The Midland XTC-100 VP2 is the ease of use champ in this group and it takes decent quality video but it’s SD only.
It tended to overexpose in bright sun in our comparison and it has some lens flare and fairly extreme barrel distortion in some situations.
It comes with a nice array of mounts, but they work only in the vertical plane.
The camera also has a metal tripod mount and a waterproof housing is optional, but available.
This is probably the best camera in this group for “motorcycle video newbies” and for mounting on a helmet.
If Midland can make a 720p version in the same package without raising the price too much, they may have a chance at owning the low end of the HD market for sure.
Midland XTC 100 Specifications
Midland is probably best known for its radios and motorcycle intercoms like the Midland BT-2 (review). The Midland XTC100VP2 has been available for about a year but we just discovered it recently.
This is an SD only video camera, with 640×480 VGA resolution at a standard 30FPS (Frames Per Second) display rate.
The files are saved in the .AVI format. The video quality is decent, but certainly not up to the average HD standard, even at 720p.
The camera is relatively petite at 86 grams (3.0 oz.) with batteries and the MicroSD card installed. It measures approximately 85 mm long by 26 mm wide by 40 mm tall.
The Midland XTC is fairly inexpensive and it can be found for about $85.00 in the webBikeWorld Amazon.com store. It comes with a few good quality mounts that are suited for helmet use, although mounting a video camera on a helmet can be problematic.
The two mounts that come with the camera move in the vertical plane only and the camera has a vertical orientation, so mounting on the side of a helmet or motorcycle works best.
Optional mounts are available and the Midland XTC does have a threated metal tripod mount, which is always helpful.
The mounts slide into two thin slots on either side of the camera, but overall the system feels a bit weak. Also, on the battery side, the slots are built into the battery door, which seems destined for problems.
The battery door really needs some serrations or rubber finger grips on it to make it easier to remove.
The camera also comes with a strap-type bar mount that we didn’t find very useful and a strap type helmet mount that we also didn’t use.
The camera body is not waterproof and an optional waterproof housing is available also.
The Midland XTC uses a MicroSD memory card but no memory is provided with the camera. The video camera runs on two AAA batteries. Two no-name AAA alkaline batteries are supplied with the camera.
A good set of Li-Ion will last about 2 hours, but they’re very expensive at around $20.00 for a pack of four.
The camcorder also comes with a black and white printed owner’s manual that, while not fancy, does a good job at describing all the features.
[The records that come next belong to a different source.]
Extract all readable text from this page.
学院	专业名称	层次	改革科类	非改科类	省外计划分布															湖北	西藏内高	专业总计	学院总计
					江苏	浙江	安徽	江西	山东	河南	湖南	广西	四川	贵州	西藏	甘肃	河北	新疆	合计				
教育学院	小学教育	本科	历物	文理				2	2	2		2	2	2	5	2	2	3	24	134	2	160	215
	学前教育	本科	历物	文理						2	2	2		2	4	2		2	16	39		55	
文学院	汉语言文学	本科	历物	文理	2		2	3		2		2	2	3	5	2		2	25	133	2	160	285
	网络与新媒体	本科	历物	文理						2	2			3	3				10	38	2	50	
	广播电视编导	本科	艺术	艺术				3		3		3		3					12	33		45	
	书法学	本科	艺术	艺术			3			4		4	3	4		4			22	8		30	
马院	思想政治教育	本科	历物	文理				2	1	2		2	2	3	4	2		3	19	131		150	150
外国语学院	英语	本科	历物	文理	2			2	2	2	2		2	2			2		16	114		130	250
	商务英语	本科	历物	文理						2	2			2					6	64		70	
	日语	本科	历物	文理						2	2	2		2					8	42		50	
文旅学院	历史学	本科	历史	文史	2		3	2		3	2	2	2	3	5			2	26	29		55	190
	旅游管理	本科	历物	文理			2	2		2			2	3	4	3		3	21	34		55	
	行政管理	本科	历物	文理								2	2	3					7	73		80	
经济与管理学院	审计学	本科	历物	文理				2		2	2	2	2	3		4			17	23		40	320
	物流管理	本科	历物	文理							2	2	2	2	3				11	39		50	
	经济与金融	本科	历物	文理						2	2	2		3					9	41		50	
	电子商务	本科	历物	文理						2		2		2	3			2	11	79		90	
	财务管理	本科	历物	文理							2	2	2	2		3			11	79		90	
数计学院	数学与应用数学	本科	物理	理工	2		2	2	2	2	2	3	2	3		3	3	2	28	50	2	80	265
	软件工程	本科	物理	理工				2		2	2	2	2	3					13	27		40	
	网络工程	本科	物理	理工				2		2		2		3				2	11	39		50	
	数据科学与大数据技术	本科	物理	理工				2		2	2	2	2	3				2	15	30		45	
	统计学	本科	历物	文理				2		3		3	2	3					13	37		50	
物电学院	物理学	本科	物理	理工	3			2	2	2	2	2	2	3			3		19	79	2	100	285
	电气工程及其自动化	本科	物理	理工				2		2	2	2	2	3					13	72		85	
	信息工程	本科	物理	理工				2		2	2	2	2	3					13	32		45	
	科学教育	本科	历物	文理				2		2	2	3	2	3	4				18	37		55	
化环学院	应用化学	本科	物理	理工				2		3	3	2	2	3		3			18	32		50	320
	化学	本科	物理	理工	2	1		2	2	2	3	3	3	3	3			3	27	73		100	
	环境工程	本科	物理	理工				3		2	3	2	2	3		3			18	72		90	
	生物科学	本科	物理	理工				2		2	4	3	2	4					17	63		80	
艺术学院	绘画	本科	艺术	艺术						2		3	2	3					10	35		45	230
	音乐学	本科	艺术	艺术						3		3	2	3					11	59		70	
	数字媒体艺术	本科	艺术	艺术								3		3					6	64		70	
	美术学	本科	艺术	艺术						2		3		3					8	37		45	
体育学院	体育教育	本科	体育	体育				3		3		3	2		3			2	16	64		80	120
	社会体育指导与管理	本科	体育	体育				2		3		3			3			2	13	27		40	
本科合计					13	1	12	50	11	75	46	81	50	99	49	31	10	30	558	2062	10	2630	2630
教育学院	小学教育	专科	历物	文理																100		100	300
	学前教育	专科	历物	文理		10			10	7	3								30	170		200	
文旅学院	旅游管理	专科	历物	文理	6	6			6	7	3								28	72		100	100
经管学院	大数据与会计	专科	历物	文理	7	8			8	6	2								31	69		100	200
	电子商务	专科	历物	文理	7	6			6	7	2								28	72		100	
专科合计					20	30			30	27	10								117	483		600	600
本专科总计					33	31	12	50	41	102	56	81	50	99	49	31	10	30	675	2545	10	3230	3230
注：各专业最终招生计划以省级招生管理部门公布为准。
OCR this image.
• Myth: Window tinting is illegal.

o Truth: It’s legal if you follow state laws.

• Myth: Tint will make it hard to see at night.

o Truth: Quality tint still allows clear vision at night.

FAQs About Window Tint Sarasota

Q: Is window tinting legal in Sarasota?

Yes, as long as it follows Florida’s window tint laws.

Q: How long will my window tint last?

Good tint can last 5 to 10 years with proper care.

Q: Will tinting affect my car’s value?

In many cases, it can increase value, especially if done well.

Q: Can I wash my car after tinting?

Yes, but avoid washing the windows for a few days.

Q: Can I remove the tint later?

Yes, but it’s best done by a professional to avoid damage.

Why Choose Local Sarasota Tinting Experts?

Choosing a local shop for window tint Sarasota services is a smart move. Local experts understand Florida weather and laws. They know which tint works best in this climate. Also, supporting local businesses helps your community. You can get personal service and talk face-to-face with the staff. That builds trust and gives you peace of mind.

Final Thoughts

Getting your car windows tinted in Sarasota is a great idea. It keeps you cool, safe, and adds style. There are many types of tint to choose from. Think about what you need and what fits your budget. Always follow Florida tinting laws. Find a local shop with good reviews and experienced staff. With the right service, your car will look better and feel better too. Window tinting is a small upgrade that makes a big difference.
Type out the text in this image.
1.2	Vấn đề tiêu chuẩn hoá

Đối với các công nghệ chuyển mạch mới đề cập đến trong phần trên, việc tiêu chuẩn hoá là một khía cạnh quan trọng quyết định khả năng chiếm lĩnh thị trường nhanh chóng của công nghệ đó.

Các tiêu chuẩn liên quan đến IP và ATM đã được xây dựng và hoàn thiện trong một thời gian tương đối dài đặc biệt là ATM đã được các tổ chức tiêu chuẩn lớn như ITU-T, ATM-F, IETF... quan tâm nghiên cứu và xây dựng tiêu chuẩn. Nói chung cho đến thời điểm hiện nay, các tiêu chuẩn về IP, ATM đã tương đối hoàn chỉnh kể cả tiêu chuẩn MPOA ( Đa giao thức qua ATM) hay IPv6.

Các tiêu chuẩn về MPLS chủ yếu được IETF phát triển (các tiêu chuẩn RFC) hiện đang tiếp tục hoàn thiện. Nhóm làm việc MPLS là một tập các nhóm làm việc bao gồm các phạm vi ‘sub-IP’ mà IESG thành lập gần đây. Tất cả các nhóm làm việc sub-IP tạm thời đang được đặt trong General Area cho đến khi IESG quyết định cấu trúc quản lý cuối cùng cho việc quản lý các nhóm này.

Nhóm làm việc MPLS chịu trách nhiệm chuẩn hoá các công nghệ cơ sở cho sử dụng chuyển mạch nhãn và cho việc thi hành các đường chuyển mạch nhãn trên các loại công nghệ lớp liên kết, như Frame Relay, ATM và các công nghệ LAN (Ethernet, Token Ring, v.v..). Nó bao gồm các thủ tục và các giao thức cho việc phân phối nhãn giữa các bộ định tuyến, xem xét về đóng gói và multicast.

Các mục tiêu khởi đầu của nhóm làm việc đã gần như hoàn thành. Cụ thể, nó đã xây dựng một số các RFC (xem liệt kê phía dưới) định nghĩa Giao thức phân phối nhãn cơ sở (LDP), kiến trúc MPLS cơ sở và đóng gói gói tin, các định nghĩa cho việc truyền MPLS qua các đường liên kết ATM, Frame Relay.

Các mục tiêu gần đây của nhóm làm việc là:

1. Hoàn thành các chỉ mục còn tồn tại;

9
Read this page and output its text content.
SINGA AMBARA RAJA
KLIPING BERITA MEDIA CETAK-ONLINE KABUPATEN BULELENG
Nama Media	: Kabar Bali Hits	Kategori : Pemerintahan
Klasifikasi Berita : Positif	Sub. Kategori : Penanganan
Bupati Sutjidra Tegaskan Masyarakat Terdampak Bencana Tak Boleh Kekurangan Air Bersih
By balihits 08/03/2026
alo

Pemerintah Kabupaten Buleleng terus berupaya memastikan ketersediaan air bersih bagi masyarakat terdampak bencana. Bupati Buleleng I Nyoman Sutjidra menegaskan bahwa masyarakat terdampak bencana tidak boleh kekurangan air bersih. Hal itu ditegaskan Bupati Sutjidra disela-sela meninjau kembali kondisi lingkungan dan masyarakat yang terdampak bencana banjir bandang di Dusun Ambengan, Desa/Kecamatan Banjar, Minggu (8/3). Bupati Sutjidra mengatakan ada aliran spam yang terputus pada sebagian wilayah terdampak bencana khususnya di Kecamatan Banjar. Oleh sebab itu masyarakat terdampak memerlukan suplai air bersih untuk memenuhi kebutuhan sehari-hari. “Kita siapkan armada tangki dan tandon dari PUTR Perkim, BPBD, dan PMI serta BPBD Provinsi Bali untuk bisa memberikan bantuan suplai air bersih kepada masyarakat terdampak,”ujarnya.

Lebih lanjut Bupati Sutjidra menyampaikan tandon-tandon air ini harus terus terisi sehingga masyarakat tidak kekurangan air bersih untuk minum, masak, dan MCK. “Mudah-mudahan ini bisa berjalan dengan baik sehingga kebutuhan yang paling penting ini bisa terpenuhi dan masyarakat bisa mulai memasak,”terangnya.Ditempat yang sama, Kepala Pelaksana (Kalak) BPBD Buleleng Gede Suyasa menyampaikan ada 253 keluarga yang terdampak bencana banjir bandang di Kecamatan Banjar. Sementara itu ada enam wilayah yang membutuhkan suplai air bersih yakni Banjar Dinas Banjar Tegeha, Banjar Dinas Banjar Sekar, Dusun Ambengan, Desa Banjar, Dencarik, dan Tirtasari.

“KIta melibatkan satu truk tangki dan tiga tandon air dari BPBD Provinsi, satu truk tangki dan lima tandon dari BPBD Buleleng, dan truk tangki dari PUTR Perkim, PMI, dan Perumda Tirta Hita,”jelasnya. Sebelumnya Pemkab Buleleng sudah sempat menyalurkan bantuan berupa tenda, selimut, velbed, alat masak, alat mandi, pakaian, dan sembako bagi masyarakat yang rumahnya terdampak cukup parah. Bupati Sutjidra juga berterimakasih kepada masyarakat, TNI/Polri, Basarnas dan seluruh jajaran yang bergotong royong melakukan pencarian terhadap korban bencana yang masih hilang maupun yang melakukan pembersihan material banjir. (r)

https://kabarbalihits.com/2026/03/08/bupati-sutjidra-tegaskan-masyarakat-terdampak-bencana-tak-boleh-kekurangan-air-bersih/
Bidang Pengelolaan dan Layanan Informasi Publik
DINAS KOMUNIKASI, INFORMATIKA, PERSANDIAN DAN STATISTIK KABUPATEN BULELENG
This is the easiest camera in the group to operate, having only a single button or slider. When the slider is pushed forward, the camera turns on and it starts recording. Push the slider back and the recording stops and the camera shuts off.
Couldn’t be easier!
It has three small LED lights; the red light is the recording light. It comes on briefly when the camera is first turned on, then it flashes while recording.
A battery light goes from green to red to blinking red to off to indicate battery life in descending order, and a MicroSD card light indicates how much space is left on the memory card.
The Midland XTC will record up to a maximum of 2GB file size and then will split the file if it’s larger.
A rubber cover in the rear of the camera hides the memory and the USB 2.0 port. We had no trouble connecting the camera to the computer and uploading the files.
The .AVI files are easily edited in Photoshop Premiere Elements 8.0 or 9.0 or Microsoft Movie Maker.
wBW Video: Four Motorcycle Video Cameras – Details
wBW Video: On-Road Comparison of Four Motorcycle Video Cameras
The pros for the Midland XTC 100 include its relatively low price; ease of use; seamless connectivity for uploading and decent (for Standard Definition) video.
It’s also relatively small and smaller is better when it comes to motorcycle video cameras. And the metal tripod mount is a definite plus.
The video seemed relatively immune to the “rolling shutter effect” during our trials
The cons include a somewhat weak-feeling battery door, basically zero waterproof integrity without the optional waterproof housing (although this isn’t that important unless you plan on taking video in the rain) and the vertical-only video capability.
There is no way to rotate the lens or mount the camera on its side without affecting the orientation of the video.
The lens exhibits some flare and extreme barrel distortion that becomes more noticeable at closer ranges. Also, since the Midland XTC does not come with memory, that must be added in as an extra cost.
The file size seems large with this video camera, at about 1GB every 15 minutes of video.
The Midland XTC100VP2 is a decent video camera but by time you add the memory and waterproof housing and maybe another mount, the price can almost double.
It would have been an excellent choice about 3-4 years ago, but the era of cheap HD is here and this camera, like just about every other SD video camera, is nearly obsolete.